State, War, and Navy Building, 1 July 1950

Special Agent Calvin Landis quietly fumed to himself as he wilted in the heat of the Washington summer. The tall, stout Kentuckian hated Washington, hated the heat, hated the mosquitoes, and hated his new job. Counter-Espionage was great during War II, for it allowed him to feel as if he was making an actual contribution to the war effort, something his Purple Heart from the Big War prevented him from doing in uniform. He also disliked being so physically close to Director Hoover. He realized that as a young agent chasing bank robbers in the ‘20s, that he admired him from afar, however he had come to loathe sitting within verbal summonsing distance of the director. And he hated the stupid office firearms policy. He had worn a Colt Detective Special for twenty years under his arm. It was small and out of the way, and he ever had needed more gun, he had generally had either a Thompson gun or a Model 12 as his main weapon. But working out of Headquarters, he had to conform to Mister Hoover’s rules on appearance, which meant no visible shoulder holster straps. And that meant his damn revolver was digging into his side, was rubbing on his dress shirt, and was getting liberally covered with his perspiration. Fifty was too damn old to be somebody’s errand boy, which was what he felt like after being assigned to Washington. Take today for instance, he was supposed to be speaking with the head of the State Department security head over something concerning possible Soviet attempts on American diplomatic personnel. That caused him to snort in contempt.
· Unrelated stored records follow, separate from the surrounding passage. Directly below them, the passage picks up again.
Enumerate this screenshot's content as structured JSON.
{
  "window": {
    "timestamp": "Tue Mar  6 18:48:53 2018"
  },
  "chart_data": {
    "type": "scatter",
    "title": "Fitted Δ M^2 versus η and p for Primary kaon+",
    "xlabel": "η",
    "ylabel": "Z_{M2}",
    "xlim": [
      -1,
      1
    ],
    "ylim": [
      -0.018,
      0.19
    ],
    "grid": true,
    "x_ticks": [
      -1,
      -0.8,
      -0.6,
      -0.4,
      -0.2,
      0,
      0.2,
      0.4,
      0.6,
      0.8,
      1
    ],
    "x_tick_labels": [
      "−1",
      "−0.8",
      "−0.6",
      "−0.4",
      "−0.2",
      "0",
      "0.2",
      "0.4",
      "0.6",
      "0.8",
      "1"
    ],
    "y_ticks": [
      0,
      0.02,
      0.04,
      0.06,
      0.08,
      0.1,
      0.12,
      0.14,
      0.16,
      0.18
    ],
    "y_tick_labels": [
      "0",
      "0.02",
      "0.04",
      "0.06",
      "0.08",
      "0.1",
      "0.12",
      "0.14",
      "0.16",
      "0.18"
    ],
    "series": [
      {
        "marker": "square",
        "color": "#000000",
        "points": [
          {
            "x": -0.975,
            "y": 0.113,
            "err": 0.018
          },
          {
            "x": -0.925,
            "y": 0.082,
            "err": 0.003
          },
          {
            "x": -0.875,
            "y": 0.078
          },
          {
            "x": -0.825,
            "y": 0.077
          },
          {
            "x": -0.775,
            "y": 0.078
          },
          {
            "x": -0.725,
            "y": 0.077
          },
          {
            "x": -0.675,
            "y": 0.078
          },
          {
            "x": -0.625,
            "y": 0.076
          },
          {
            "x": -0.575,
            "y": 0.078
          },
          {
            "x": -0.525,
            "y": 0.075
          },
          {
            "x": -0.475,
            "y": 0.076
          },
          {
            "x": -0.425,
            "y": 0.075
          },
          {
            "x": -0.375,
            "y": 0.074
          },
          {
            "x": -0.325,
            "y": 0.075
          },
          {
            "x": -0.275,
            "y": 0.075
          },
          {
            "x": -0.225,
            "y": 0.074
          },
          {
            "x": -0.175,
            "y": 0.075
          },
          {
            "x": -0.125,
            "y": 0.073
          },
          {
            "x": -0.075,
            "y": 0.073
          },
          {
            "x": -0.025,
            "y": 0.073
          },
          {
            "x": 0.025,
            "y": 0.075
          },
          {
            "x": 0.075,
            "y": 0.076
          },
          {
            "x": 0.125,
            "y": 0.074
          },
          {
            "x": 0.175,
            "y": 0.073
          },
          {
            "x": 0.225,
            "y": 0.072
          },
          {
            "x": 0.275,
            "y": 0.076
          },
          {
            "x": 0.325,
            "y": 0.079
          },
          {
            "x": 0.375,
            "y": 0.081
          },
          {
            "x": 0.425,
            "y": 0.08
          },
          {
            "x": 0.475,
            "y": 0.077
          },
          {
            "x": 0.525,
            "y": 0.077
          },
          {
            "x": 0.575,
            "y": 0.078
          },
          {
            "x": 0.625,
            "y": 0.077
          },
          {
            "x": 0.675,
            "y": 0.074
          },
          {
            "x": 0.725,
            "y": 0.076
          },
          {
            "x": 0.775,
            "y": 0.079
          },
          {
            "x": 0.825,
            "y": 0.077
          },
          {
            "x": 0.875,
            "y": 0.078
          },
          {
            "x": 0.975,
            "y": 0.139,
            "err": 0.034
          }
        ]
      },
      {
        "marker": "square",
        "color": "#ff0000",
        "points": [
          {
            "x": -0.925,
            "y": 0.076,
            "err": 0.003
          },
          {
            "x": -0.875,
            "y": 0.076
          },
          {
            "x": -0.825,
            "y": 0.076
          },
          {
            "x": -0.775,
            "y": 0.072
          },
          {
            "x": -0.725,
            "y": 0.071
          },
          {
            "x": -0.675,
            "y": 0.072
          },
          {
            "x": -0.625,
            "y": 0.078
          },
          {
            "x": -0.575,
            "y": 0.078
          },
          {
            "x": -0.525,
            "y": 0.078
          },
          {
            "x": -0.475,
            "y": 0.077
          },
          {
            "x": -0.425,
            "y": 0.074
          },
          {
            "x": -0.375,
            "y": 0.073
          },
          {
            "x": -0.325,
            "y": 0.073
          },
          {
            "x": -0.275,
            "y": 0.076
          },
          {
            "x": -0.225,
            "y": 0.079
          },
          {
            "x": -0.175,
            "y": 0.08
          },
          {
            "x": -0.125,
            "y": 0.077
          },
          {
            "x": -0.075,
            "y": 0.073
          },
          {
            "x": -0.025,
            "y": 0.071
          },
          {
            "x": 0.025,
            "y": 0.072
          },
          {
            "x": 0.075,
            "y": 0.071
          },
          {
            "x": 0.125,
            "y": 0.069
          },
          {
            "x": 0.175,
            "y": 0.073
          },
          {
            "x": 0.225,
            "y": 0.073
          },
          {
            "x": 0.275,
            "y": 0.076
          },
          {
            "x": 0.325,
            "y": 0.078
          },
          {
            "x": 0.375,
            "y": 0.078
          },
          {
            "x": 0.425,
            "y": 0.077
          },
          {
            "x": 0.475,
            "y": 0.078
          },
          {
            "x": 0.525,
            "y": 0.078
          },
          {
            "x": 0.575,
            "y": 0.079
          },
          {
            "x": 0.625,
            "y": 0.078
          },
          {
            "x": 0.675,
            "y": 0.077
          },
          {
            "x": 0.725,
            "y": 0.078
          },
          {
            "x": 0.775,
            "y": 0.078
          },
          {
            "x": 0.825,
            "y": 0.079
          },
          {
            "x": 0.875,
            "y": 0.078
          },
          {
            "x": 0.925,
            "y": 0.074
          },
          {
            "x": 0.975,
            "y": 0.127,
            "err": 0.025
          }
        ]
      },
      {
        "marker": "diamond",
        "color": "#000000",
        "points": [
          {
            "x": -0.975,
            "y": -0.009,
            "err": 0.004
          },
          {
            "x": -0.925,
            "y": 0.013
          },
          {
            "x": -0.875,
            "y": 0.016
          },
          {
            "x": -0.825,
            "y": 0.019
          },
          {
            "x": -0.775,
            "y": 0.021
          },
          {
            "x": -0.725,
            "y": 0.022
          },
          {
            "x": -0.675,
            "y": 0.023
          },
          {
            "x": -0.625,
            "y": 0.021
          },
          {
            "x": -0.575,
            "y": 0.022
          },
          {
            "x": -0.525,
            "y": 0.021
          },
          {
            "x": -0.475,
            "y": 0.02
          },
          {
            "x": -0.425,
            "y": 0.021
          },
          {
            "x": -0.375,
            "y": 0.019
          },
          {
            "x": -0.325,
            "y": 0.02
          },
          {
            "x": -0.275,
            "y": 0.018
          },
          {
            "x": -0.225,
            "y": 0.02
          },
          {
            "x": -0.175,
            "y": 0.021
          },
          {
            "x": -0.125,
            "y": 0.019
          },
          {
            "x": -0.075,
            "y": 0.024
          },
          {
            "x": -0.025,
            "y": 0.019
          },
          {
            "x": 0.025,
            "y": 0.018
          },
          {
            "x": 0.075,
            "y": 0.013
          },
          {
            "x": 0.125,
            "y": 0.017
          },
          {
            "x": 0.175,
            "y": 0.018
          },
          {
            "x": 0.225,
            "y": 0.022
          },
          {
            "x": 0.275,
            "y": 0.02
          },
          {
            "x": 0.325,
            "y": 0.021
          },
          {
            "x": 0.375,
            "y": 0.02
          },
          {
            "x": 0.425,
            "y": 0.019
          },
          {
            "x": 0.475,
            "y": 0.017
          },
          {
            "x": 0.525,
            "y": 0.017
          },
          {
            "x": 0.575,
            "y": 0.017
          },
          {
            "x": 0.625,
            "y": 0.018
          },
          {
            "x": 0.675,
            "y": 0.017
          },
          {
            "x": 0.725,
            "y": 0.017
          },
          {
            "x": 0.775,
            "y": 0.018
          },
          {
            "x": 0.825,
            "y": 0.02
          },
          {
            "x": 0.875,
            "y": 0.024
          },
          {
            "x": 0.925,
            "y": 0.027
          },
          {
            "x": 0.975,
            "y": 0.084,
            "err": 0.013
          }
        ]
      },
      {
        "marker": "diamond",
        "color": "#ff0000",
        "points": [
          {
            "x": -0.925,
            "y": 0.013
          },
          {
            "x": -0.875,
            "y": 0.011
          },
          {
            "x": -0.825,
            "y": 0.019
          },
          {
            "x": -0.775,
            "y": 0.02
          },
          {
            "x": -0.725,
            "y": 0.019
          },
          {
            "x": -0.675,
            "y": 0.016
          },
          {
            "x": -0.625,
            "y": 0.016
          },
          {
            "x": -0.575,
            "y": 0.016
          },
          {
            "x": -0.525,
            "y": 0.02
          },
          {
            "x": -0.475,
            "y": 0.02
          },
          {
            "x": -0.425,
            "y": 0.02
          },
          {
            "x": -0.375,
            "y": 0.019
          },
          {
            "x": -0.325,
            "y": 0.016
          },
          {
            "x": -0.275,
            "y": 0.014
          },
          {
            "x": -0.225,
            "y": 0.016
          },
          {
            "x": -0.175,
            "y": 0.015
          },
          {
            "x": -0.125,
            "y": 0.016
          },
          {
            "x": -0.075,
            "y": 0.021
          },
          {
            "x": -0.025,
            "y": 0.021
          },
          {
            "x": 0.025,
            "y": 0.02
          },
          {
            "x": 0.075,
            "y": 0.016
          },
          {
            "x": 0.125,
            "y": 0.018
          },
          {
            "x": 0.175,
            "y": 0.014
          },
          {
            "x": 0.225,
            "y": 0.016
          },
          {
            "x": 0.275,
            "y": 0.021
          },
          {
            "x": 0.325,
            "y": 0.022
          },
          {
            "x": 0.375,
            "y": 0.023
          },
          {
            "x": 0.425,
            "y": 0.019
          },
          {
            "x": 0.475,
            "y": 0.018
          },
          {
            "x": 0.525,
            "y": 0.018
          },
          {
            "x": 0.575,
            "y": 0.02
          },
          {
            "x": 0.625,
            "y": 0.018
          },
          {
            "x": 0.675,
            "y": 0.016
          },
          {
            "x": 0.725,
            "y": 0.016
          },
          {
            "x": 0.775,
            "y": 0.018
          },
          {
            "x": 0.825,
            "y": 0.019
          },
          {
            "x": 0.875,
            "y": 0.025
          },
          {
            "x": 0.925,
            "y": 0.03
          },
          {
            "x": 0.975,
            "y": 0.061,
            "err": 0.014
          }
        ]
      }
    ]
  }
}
His view of the Soviets was colored by his post-Great War service in the 31st Infantry Regiment. The “Polar Bears” as they were somewhat derisively known had been sent to Siberia after the Csar fell in attempt to stabilize the situation in some sort of damn fooled peacekeeping mission that then Corporal Landis hadn’t comprehended, for he was a recently transferred infantry man, who had served with Blackjack and beat the Huns in 17 weeks and was now babysitting damn Russian royalty. The Marines were supposed to be the ones who fought “small wars”, not the Army. Landis could only seethe as he waited for his appointment.